Bifrost: Steering Strategic Trajectories to Bridge Contextual Gaps for Self-Improving Agents
This addresses a bottleneck in self-improving agents by enabling effective reuse of past experiences despite context shifts, though it is incremental as it builds on existing trajectory reuse methods.
The paper tackles the problem of context mismatch when autonomous agents reuse successful task trajectories across different tasks, proposing Bifrost, a training-free method that adapts trajectories using context differences, which outperforms existing methods on diverse benchmarks.
Autonomous agents excel in self-improvement through reflection and iterative refinement, which reuse successful task trajectories as in-context examples to assist subsequent reasoning.
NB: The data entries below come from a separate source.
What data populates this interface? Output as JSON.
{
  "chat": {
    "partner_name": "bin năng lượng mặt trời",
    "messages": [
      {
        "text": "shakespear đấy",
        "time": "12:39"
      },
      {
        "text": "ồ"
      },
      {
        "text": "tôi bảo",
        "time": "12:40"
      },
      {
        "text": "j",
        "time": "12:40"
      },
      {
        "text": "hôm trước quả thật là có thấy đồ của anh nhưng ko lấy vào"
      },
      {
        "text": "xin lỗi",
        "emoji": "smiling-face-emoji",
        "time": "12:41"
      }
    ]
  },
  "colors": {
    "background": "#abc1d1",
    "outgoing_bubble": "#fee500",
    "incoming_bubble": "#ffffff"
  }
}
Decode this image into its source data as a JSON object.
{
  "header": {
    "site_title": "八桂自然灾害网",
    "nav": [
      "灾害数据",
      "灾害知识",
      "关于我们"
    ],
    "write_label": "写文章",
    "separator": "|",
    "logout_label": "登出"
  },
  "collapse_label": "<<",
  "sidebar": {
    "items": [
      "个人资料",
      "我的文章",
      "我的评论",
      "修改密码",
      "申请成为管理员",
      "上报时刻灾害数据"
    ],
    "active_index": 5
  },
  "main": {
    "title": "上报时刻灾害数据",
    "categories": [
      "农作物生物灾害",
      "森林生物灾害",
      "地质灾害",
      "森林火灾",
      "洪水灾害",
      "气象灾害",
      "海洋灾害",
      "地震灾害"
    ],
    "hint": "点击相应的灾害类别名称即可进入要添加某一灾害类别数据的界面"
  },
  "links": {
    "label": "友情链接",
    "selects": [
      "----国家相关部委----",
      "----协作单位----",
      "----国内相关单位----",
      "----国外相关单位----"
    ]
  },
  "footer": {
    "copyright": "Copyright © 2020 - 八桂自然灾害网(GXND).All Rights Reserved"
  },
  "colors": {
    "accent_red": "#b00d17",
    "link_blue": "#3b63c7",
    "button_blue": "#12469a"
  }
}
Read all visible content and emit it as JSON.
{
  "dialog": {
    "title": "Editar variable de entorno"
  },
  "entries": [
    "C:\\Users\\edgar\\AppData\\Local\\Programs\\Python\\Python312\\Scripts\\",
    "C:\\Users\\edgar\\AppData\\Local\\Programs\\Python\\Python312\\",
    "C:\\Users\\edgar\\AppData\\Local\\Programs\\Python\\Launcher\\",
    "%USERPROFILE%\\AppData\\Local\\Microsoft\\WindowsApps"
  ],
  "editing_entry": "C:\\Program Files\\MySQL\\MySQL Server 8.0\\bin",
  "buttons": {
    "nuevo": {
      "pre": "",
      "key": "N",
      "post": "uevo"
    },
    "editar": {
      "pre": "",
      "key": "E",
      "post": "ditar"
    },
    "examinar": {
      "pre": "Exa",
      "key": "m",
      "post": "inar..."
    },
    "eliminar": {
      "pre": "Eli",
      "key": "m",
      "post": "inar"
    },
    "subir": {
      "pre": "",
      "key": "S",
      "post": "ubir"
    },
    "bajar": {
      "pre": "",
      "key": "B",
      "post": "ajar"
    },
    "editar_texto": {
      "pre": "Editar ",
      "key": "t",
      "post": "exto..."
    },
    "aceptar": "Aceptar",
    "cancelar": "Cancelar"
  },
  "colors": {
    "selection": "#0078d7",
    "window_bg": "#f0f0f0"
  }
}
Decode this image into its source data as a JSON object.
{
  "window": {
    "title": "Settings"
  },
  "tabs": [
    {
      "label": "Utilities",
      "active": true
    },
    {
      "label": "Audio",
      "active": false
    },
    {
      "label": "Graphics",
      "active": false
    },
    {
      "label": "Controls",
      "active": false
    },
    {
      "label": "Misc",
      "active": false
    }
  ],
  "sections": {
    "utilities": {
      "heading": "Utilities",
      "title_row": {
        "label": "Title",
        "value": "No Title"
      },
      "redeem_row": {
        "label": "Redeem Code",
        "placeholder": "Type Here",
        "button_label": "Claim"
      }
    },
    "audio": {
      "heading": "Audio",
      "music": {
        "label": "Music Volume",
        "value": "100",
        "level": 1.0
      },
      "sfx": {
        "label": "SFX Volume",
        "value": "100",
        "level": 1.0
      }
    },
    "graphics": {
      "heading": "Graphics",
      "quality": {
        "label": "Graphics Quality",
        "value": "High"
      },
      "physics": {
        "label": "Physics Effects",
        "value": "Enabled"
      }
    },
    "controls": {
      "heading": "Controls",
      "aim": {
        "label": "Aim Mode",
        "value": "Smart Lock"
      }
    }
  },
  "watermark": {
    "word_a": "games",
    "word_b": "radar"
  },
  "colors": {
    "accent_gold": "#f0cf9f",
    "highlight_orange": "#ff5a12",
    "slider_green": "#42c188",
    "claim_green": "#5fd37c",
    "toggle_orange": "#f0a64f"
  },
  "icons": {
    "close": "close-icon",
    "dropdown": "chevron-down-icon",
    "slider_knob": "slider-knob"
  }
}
However, shifting across tasks often introduces a context mismatch. Hence, existing approaches either discard the trajectories or manipulate them using heuristics, leading to a non-negligible fine-tuning cost or unguaranteed performance. To bridge this gap, we reveal a context-trajectory correlation, where shifts of context are highly parallel with shifts of trajectory. Based on this finding, we propose BrIdge contextual gap FoR imprOvised trajectory STeering (Bifrost), a training-free method that leverages context differences to precisely guide the adaptation of previously solved trajectories towards the target task, mitigating the misalignment caused by context shifts. Our trajectory adaptation is conducted at the representation level using agent hidden states, ensuring trajectory transformation accurately aligns with the target context in a shared space. Across diverse benchmarks, Bifrost consistently outperforms existing trajectory reuse and finetuned self-improvement methods, demonstrating that agents can effectively leverage past experiences despite substantial context shifts.